For instance, in one edition of the “Twitter Files,” a series of reports based on internal Twitter records, journalist Matt Taibbi revealed that the FBI’s correspondence with the platform was “constant and pervasive.” Taibbi found that “there were over 150 emails between the FBI and former Twitter Trust and Safety chief Yoel Roth” between January 2020 and November 2022. The FBI, wary of election misinformation, regularly reported even satirical content to Twitter. This sort of coordination between officials and platforms was the norm, not an aberration.
The agency’s conduct would certainly seem to violate the spirit, if not the letter, of the First Amendment. The bill passed by House Republicans recognizes this, but has its own major problems.

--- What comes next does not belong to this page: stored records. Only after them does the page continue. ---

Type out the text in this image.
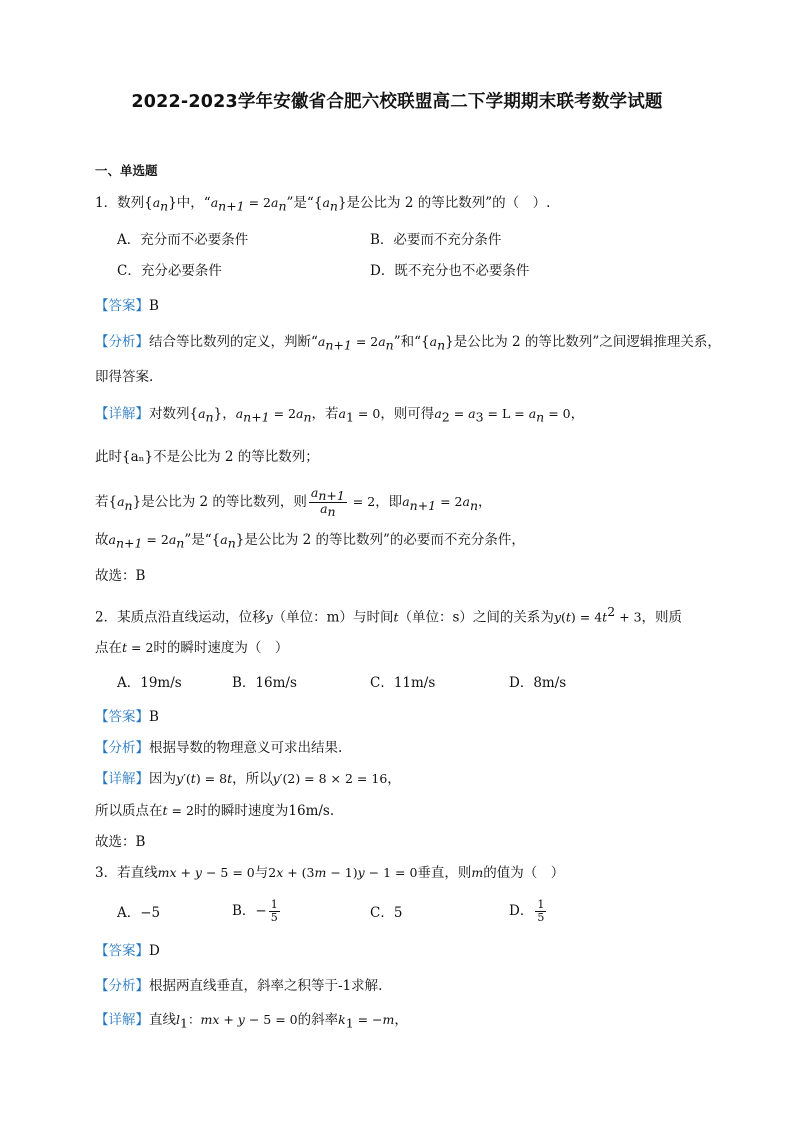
2022-2023学年安徽省合肥六校联盟高二下学期期末联考数学试题
一、单选题
1．数列$\{a_n\}$中，“$a_{n+1} = 2a_n$”是“$\{a_n\}$是公比为 2 的等比数列”的（　）.
A．充分而不必要条件	B．必要而不充分条件
C．充分必要条件	D．既不充分也不必要条件
【答案】B
【分析】结合等比数列的定义，判断“$a_{n+1} = 2a_n$”和“$\{a_n\}$是公比为 2 的等比数列”之间逻辑推理关系，
即得答案.
【详解】对数列$\{a_n\}$，$a_{n+1} = 2a_n$，若$a_1 = 0$，则可得$a_2 = a_3 = L = a_n = 0$，
此时{aₙ}不是公比为 2 的等比数列；
若$\{a_n\}$是公比为 2 的等比数列，则 $\frac{a_{n+1}}{a_n} = 2$，即$a_{n+1} = 2a_n$，
故$a_{n+1} = 2a_n$”是“$\{a_n\}$是公比为 2 的等比数列”的必要而不充分条件，
故选：B
2．某质点沿直线运动，位移y（单位：m）与时间t（单位：s）之间的关系为$y(t) = 4t^2 + 3$，则质
点在t = 2时的瞬时速度为（　）
A．19m/s	B．16m/s	C．11m/s	D．8m/s
【答案】B
【分析】根据导数的物理意义可求出结果.
【详解】因为y′(t) = 8t，所以y′(2) = 8 × 2 = 16，
所以质点在t = 2时的瞬时速度为16m/s.
故选：B
3．若直线mx + y − 5 = 0与2x + (3m − 1)y − 1 = 0垂直，则m的值为（　）
A．−5	B．− $\frac{1}{5}$	C．5	D． $\frac{1}{5}$
【答案】D
【分析】根据两直线垂直，斜率之积等于-1求解.
【详解】直线$l_1$：mx + y − 5 = 0的斜率$k_1 = -m$，
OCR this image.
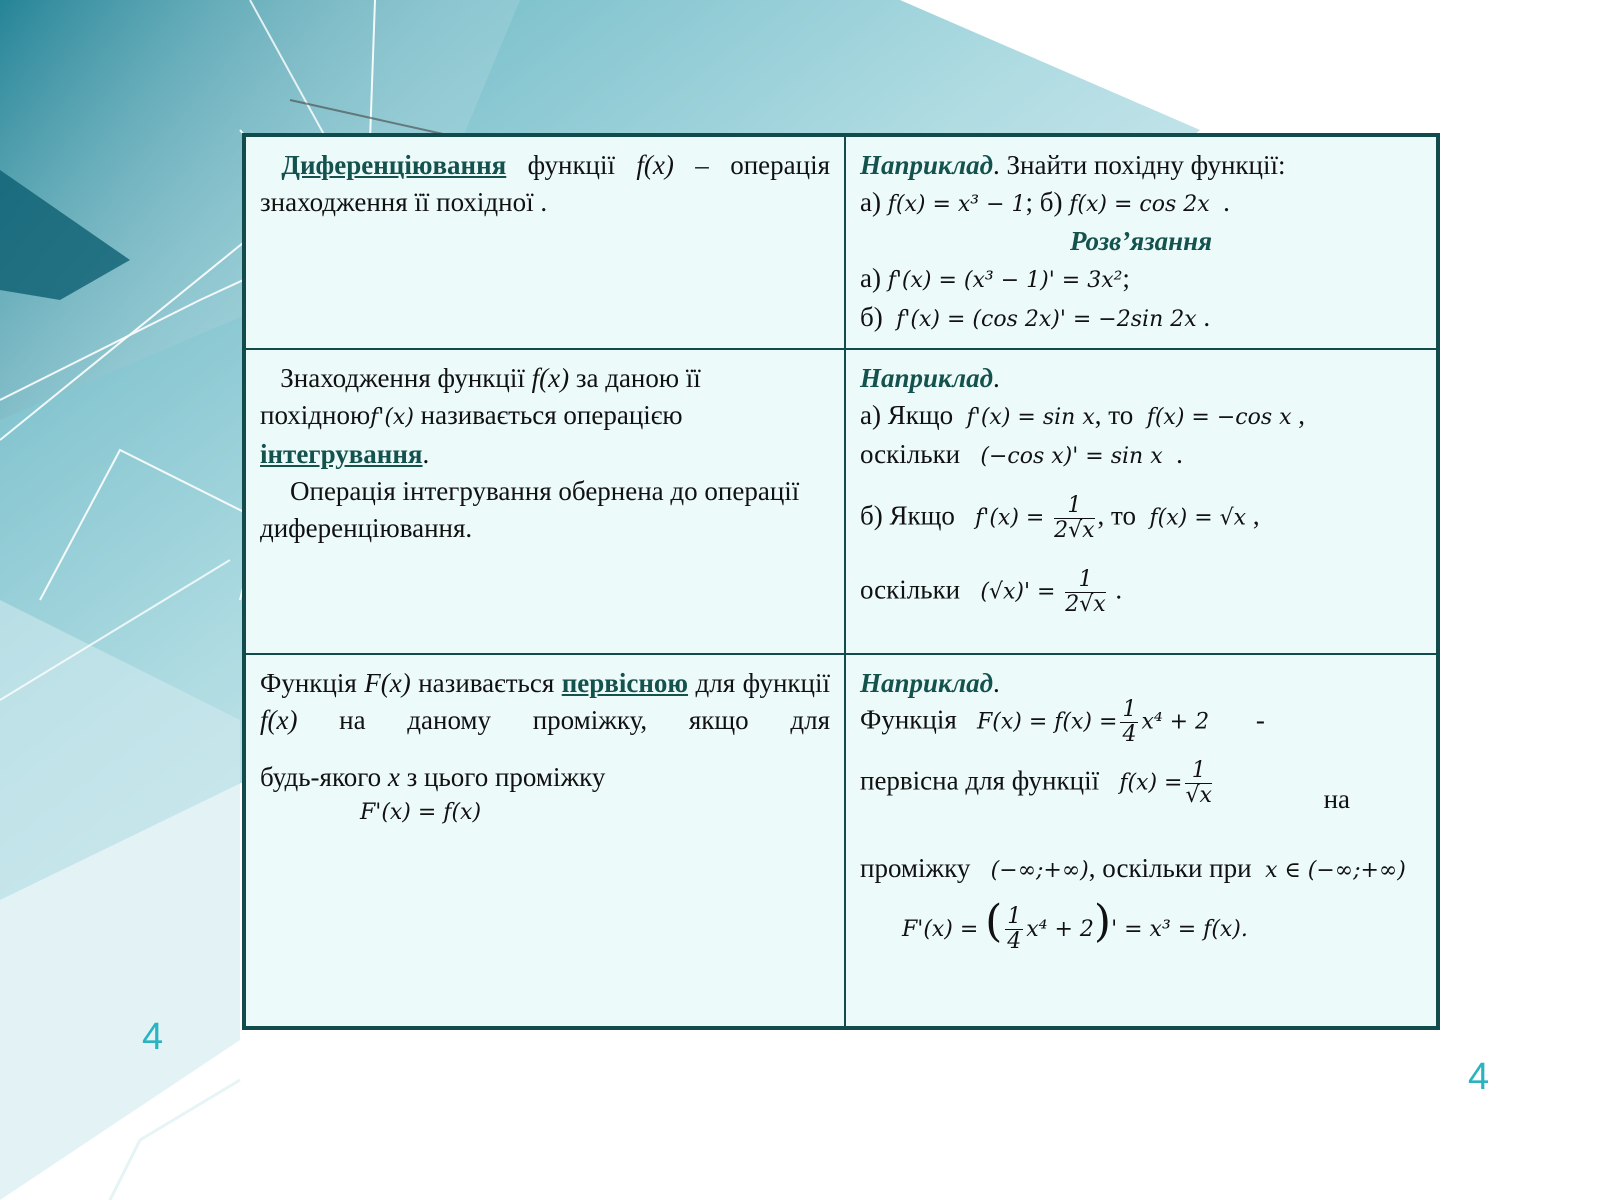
4
4
Диференціювання функції f(x) – операція знаходження її похідної .
Наприклад. Знайти похідну функції:
а) f(x) = x³ − 1; б) f(x) = cos 2x .
Розв’язання
а) f'(x) = (x³ − 1)' = 3x²;
б) f'(x) = (cos 2x)' = −2sin 2x .
Знаходження функції f(x) за даною її
похідноюf'(x) називається операцією
інтегрування.
Операція інтегрування обернена до операції диференціювання.
Наприклад.
а) Якщо f'(x) = sin x, то f(x) = −cos x ,
оскільки (−cos x)' = sin x .
б) Якщо $f'(x) = \frac{1}{2√x}$ , то f(x) = √x ,
оскільки $(√x)' = \frac{1}{2√x}$ .
Функція F(x) називається первісною для функції f(x) на даному проміжку, якщо для
будь-якого x з цього проміжку
F'(x) = f(x)
Наприклад.
Функція $F(x) = f(x) = \frac{1}{4} x^4 + 2$ -
первісна для функції $f(x) = \frac{1}{√x}$	на
проміжку (−∞;+∞), оскільки при x ∈ (−∞;+∞)
F'(x) = ( $\frac{1}{4} x^4 + 2)' = x^3 = f(x)$.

The bill’s primary fault lies in its definitions. It defines “censorship” as “influencing or coercing…for…the removal or suppression of lawful [online] speech”; “the addition of any disclaimer, information, or other alert to lawful [online] speech”; or “the removal or restriction of access of any person or entity on an interactive computer service generally available to the public.”
This expansive language would seemingly extend past the attempts to influence social-media content moderation outlined in the Twitter Files. “The bill applies to requests that authors remove their own interactive computer service posts, or add corrections to those posts, and not just to requests that the computer services do that to their users’ posts,” Eugene Volokh, a law professor at UCLA, tells Reason. What’s more, “The bill applies to requests that, say, newspaper writers add corrections to their posts online…and not just to requests that the computer services block or delete users’ posts,” he adds.

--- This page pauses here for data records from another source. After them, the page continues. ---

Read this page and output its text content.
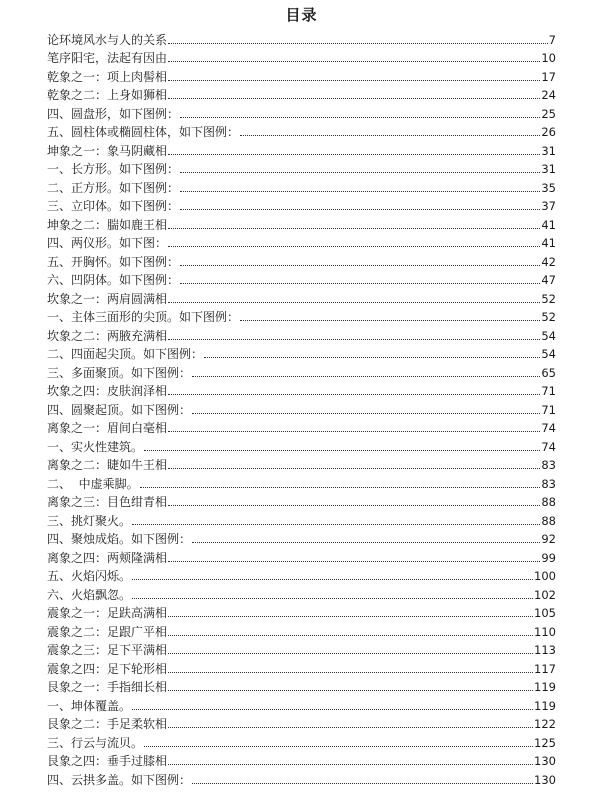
目录
论环境风水与人的关系	7
笔序阳宅，法起有因由	10
乾象之一：项上肉髻相	17
乾象之二：上身如狮相	24
四、圆盘形，如下图例：	25
五、圆柱体或椭圆柱体，如下图例：	26
坤象之一：象马阴藏相	31
一、长方形。如下图例：	31
二、正方形。如下图例：	35
三、立印体。如下图例：	37
坤象之二：腨如鹿王相	41
四、两仪形。如下图：	41
五、开胸怀。如下图例：	42
六、凹阴体。如下图例：	47
坎象之一：两肩圆满相	52
一、主体三面形的尖顶。如下图例：	52
坎象之二：两腋充满相	54
二、四面起尖顶。如下图例：	54
三、多面聚顶。如下图例：	65
坎象之四：皮肤润泽相	71
四、圆聚起顶。如下图例：	71
离象之一：眉间白毫相	74
一、实火性建筑。	74
离象之二：睫如牛王相	83
二、  中虚乘脚。	83
离象之三：目色绀青相	88
三、挑灯聚火。	88
四、聚烛成焰。如下图例：	92
离象之四：两颊隆满相	99
五、火焰闪烁。	100
六、火焰飘忽。	102
震象之一：足趺高满相	105
震象之二：足跟广平相	110
震象之三：足下平满相	113
震象之四：足下轮形相	117
艮象之一：手指细长相	119
一、坤体覆盖。	119
艮象之二：手足柔软相	122
三、行云与流贝。	125
艮象之四：垂手过膝相	130
四、云拱多盖。如下图例：	130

Federal employees would be barred from exerting their “official authority” to “censor” online speech, or even advocating the suppression or alteration of legal online speech while wearing a “uniform or official insignia” or in a federal work building or vehicle. The bill exempts law enforcement attempting to curb unlawful speech, although in such instances a detailed report of each “censorship action” would be required.
Moreover, the bill’s strictures on the speech of federal employees, even in their personal capacities, could raise civil liberties concerns, says Ari Cohn, free speech counsel at TechFreedom. “Many users say where they work even on their personal, non-official social media account bios,” Cohn notes. “Are those people prohibited, because their personal profile indicates their employment, from reporting content using a platform’s tools, or even from posting about how they disagree with a platform’s decision to leave certain content up?”
The bill will almost surely stall in the Democrat-controlled Senate, but should the GOP retake the Senate and the White House in 2024, a subsequent, tailored version could find traction. Corralling the unruly stampede of federal bureaucrats back into the bounds of constitutional intent is a worthy endeavor, particularly since the courts may decide it’s not their place.
Some politicians and pundits have suggested that jawboning bureaucrats violated the First Amendment, but this notion is unlikely to withstand judicial scrutiny. In O’Handley v. Weber, the U.S. Court of Appeals for the 9th Circuit held last week that a government providing input in a platform’s content moderation does not necessarily transform the moderation itself into state action, a reiteration of existing precedent. “The First Amendment does not interfere with this communication so long as the intermediary is free to disagree with the government and to make its own independent judgment about whether to comply with the government’s request,” Judge Paul Watford wrote. The plaintiff also fell short under Supreme Court precedent set in Bantam Books v. Sullivan (1963): “Bantam Books and its progeny draw a line between coercion and persuasion,” Watford explained. “The former is unconstitutional intimidation while the latter is permissible government speech.”
Placing limits on that speech is up to Congress.